Georgia Tech is a young team comprised of big talents with truly outstanding first names (or, in the case of star guard Javaris Crittenton (above), outstanding first/last name combinations). But, as is the case with most young teams, they have a hard time adjusting quickly enough on defense and turn the ball over too much. Yesterday evening, the Yellow Jackets turned the ball over 28 times and allowed their opponent a whopping 21 more shots than they took. And yet, by the time a bunch of face-painting electrical engineers stormed the court at Alexander Memorial Coliseum, Georgia Tech had pulled off what counts — at least for the time being — as a major ACC upset, beating Duke 74-63. Duke may actually be, if not exactly bad, not quite that good.

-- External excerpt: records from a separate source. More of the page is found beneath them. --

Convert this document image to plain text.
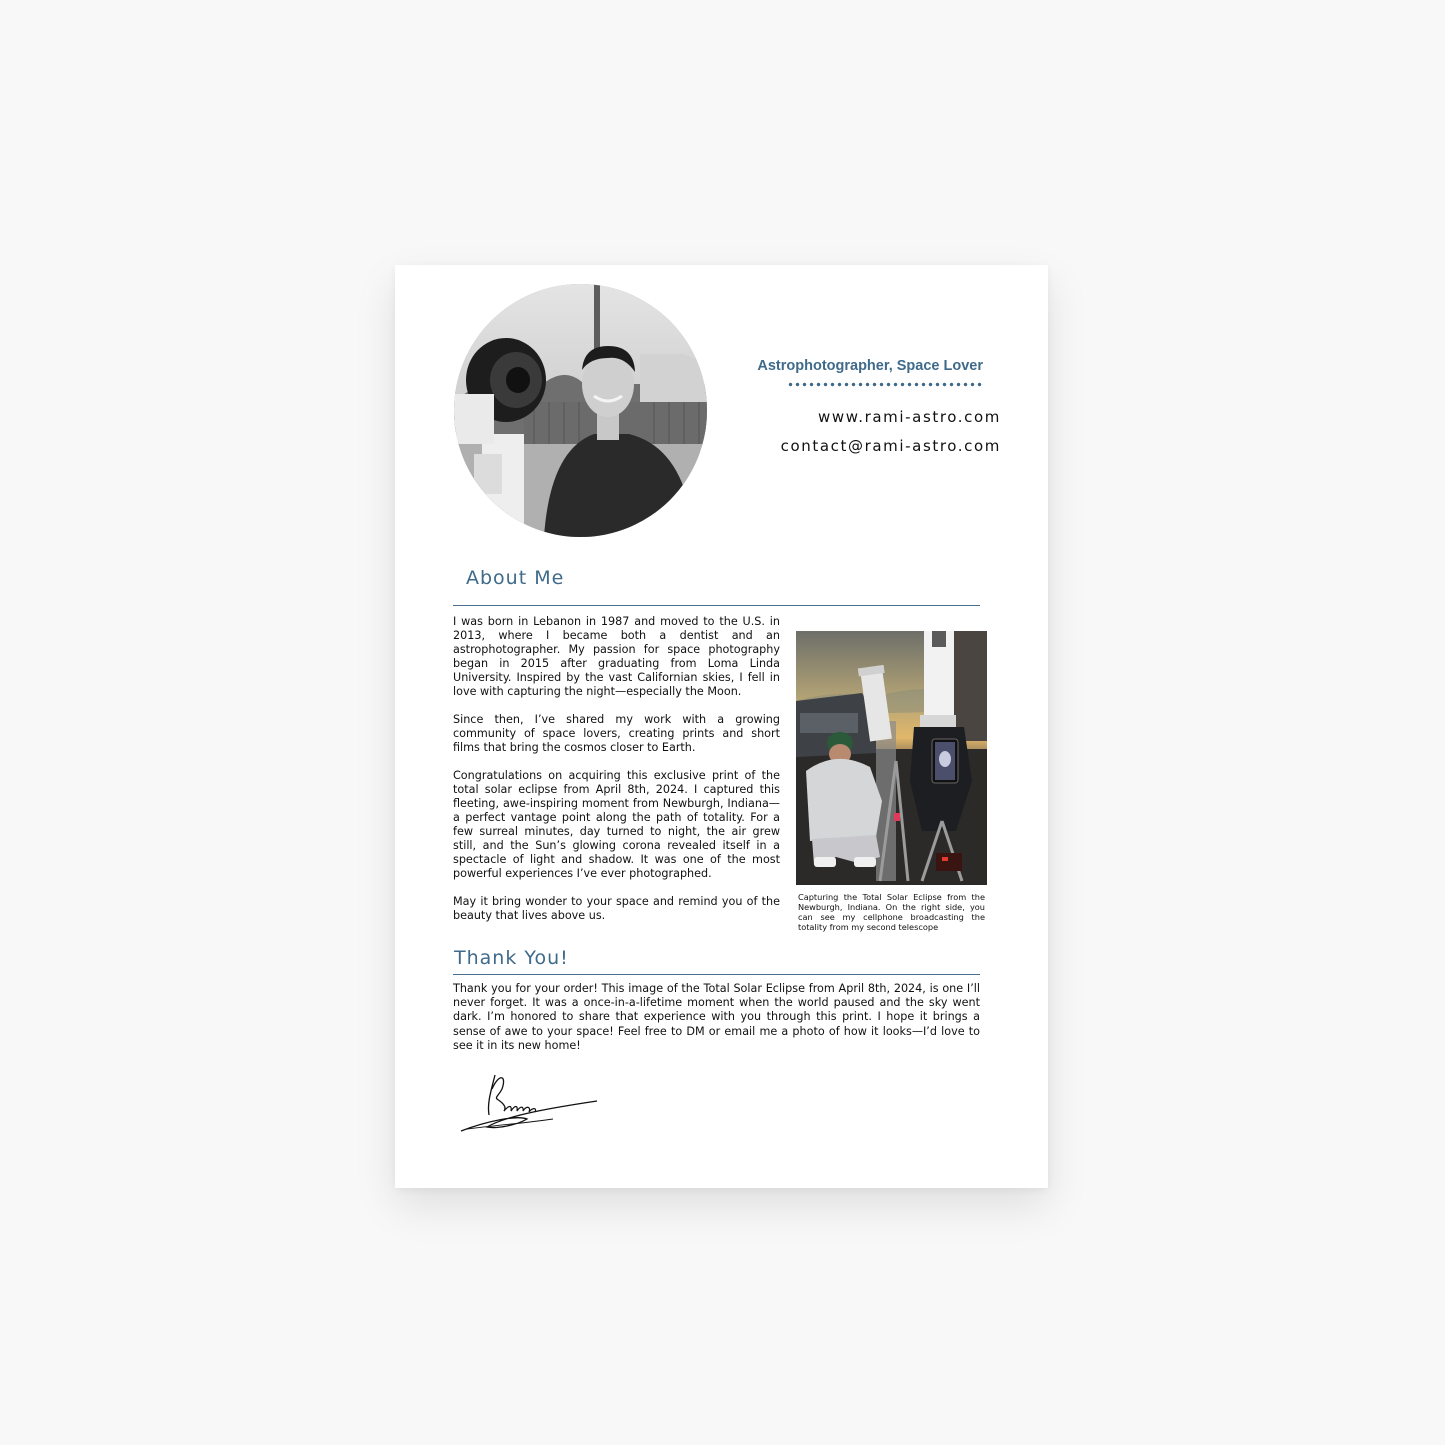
Astrophotographer, Space Lover
www.rami-astro.com
contact@rami-astro.com
About Me

I was born in Lebanon in 1987 and moved to the U.S. in 2013, where I became both a dentist and an astrophotographer. My passion for space photography began in 2015 after graduating from Loma Linda University. Inspired by the vast Californian skies, I fell in love with capturing the night—especially the Moon.

Since then, I’ve shared my work with a growing community of space lovers, creating prints and short films that bring the cosmos closer to Earth.

Congratulations on acquiring this exclusive print of the total solar eclipse from April 8th, 2024. I captured this fleeting, awe-inspiring moment from Newburgh, Indiana—a perfect vantage point along the path of totality. For a few surreal minutes, day turned to night, the air grew still, and the Sun’s glowing corona revealed itself in a spectacle of light and shadow. It was one of the most powerful experiences I’ve ever photographed.

May it bring wonder to your space and remind you of the beauty that lives above us.

Capturing the Total Solar Eclipse from the Newburgh, Indiana. On the right side, you can see my cellphone broadcasting the totality from my second telescope
Thank You!

Thank you for your order! This image of the Total Solar Eclipse from April 8th, 2024, is one I’ll never forget. It was a once-in-a-lifetime moment when the world paused and the sky went dark. I’m honored to share that experience with you through this print. I hope it brings a sense of awe to your space! Feel free to DM or email me a photo of how it looks—I’d love to see it in its new home!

Of course, Georgia Tech and Virginia Tech, the two schools to which Duke has lost in ACC play — the first time in 11 seasons they’ve begun ACC play by going 0-2 — are both pretty well stocked with talent, the Hokie game was very close, and Georgia Tech was at home. But seeing Josh McRoberts get pushed around by Tech’s Ra’Sean Dickey (21 points) and watching Tech’s speedy guards (Anthony Morrow put up 19 points; Crittenton had 11 PTS, 7 REB, 5 AST and a game-changing steal) run circles around the troubled Duke backcourt, it’s worth wondering where this year’s Duke team will end up. That ’96 team that started 0-2, by the way, finished at 18-13.

The Charlotte News-Observer‘s Luciana Chavez points out that “the Devils (13-3, 0-2 ACC) are struggling to do smaller things like communicate and convert. In their past two games, that has made it hard to do the biggest thing — win.” Although he neglected to point out that he looks increasingly like the puppet from the Saw family of films, Duke’s Coach K isn’t panicking yet:

Coach Mike Krzyzewski said he feels this team needs more time to ripen than outsiders usually give Duke teams.

“Young teams have to learn how to win,” he said. “We’ve won a lot [at Duke]. You inherit money, some people do. You don’t inherit how to win. You learn that.”

“We’re not used to [losing] and we don’t want to become used to it,” (Guard Greg) Paulus said. “We have to get back to the basics. We don’t like the feeling. And we’re not trying to feel that way.”